La bomba epslosa la settimana scorsa nel palazzo in cui risiedono gli imprenditori Giovanni e Alessandro Rizzo, padre e figlio, e sui cui sono tutt’ora in corso le indagini dei Carabinieri, è stato commentato con profondo sdegno da tanti esponenti del mondo politico ed imprenditoriale messinese e siciliano. Mentre domani Rizzo incontrerà a Palazzo Chigi il sottosegretario Mantovano, oggi torna a parlare il presidente della Federazione Antiracket di Messina Giuseppe Scandurra
Scandurra, rivolgendosi a tutti coloro che detengono attività di tipo commericiale nella città dello Stretto, ha invitato a non avere paura, perchè in un momento particolare come questo, Messina può contare su magistrati,forze dell’ordine e rappresentanti del governo (prefetto) che stanno mostrando di essere vicini alla gente. “Se l’imprenditore denuncia e collabora, lo Stato c’e’ ed e’ ben rappresentato – afferma. La legge dello Stato, la n.44 del 1999 risarcisce alle vittime di estorsione i danni subiti, un ristoro che prevede fino a un milione e mezzo di euro a fondo perduto,permettendo così alle vittime, di ricostruire le proprie attività. Questa è una delle risposte che il governo, assieme alle Associazioni Antiracket e Antiusura da’ alle organizzazioni malavitose”.

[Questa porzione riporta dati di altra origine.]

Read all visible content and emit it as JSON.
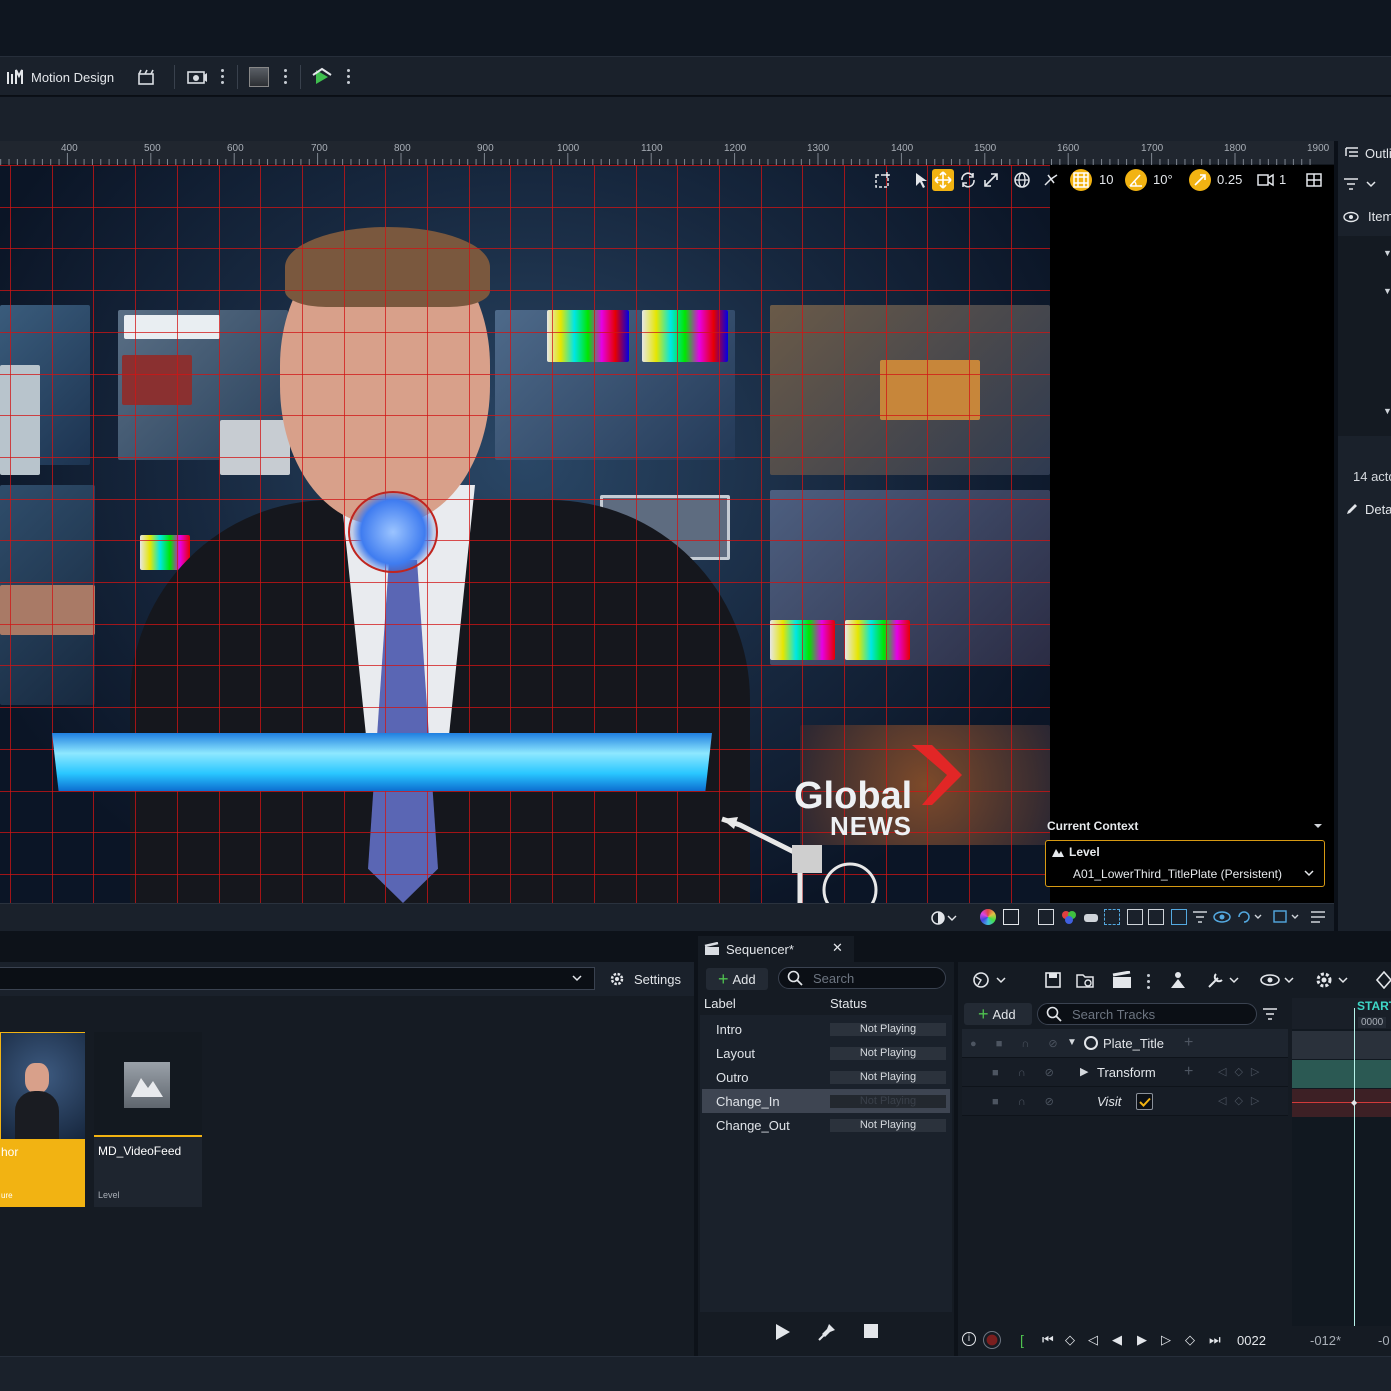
{
  "toolbar": {
    "mode_label": "Motion Design"
  },
  "ruler": {
    "ticks": [
      "400",
      "500",
      "600",
      "700",
      "800",
      "900",
      "1000",
      "1100",
      "1200",
      "1300",
      "1400",
      "1500",
      "1600",
      "1700",
      "1800",
      "1900"
    ]
  },
  "viewport_toolbar": {
    "grid_snap": "10",
    "rotation_snap": "10°",
    "scale_snap": "0.25",
    "camera_speed": "1"
  },
  "broadcast": {
    "logo_line1": "Global",
    "logo_line2": "NEWS"
  },
  "context": {
    "title": "Current Context",
    "type_label": "Level",
    "level_value": "A01_LowerThird_TitlePlate (Persistent)"
  },
  "outliner": {
    "tab_label": "Outli",
    "column_label": "Item",
    "actor_count": "14 acto",
    "details_label": "Deta"
  },
  "content_browser": {
    "settings_label": "Settings",
    "assets": [
      {
        "name": "hor",
        "type": "ure"
      },
      {
        "name": "MD_VideoFeed",
        "type": "Level"
      }
    ]
  },
  "sequencer": {
    "tab_label": "Sequencer*",
    "add_label": "Add",
    "search_placeholder": "Search",
    "col_label": "Label",
    "col_status": "Status",
    "rows": [
      {
        "label": "Intro",
        "status": "Not Playing"
      },
      {
        "label": "Layout",
        "status": "Not Playing"
      },
      {
        "label": "Outro",
        "status": "Not Playing"
      },
      {
        "label": "Change_In",
        "status": "Not Playing"
      },
      {
        "label": "Change_Out",
        "status": "Not Playing"
      }
    ]
  },
  "timeline": {
    "add_label": "Add",
    "search_placeholder": "Search Tracks",
    "tracks": [
      {
        "label": "Plate_Title"
      },
      {
        "label": "Transform"
      },
      {
        "label": "Visit"
      }
    ],
    "start_label": "START",
    "start_frame": "0000",
    "current_frame": "0022",
    "range_start": "-012*",
    "range_end": "-0"
  },
  "colors": {
    "accent": "#f2b312",
    "panel": "#151b23",
    "grid": "#d21414",
    "lower_third": "#29c6ff"
  }
}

Scandurra torna poi a parlare del caso di Messina dove, nonostante la profonda indignazione per qaunto accaduto alla famiglia Rizzo, è il momento giusto per farsi avanti senza paura. “Non ci possono essere alibi da parte degli imprenditori che sanno di essere e di convivere con il potere mafioso. E’ un momento particolare ed è per questo che bisogna sempre più stare accanto allo Stato e con lo Stato che e’ legalità, consapevoli che il principio fondamentale di ogni imprenditore è, anzi deve essere la libertà d’impresa. Per questo dico di non creare inutili allarmismi perchè tutto è sotto”.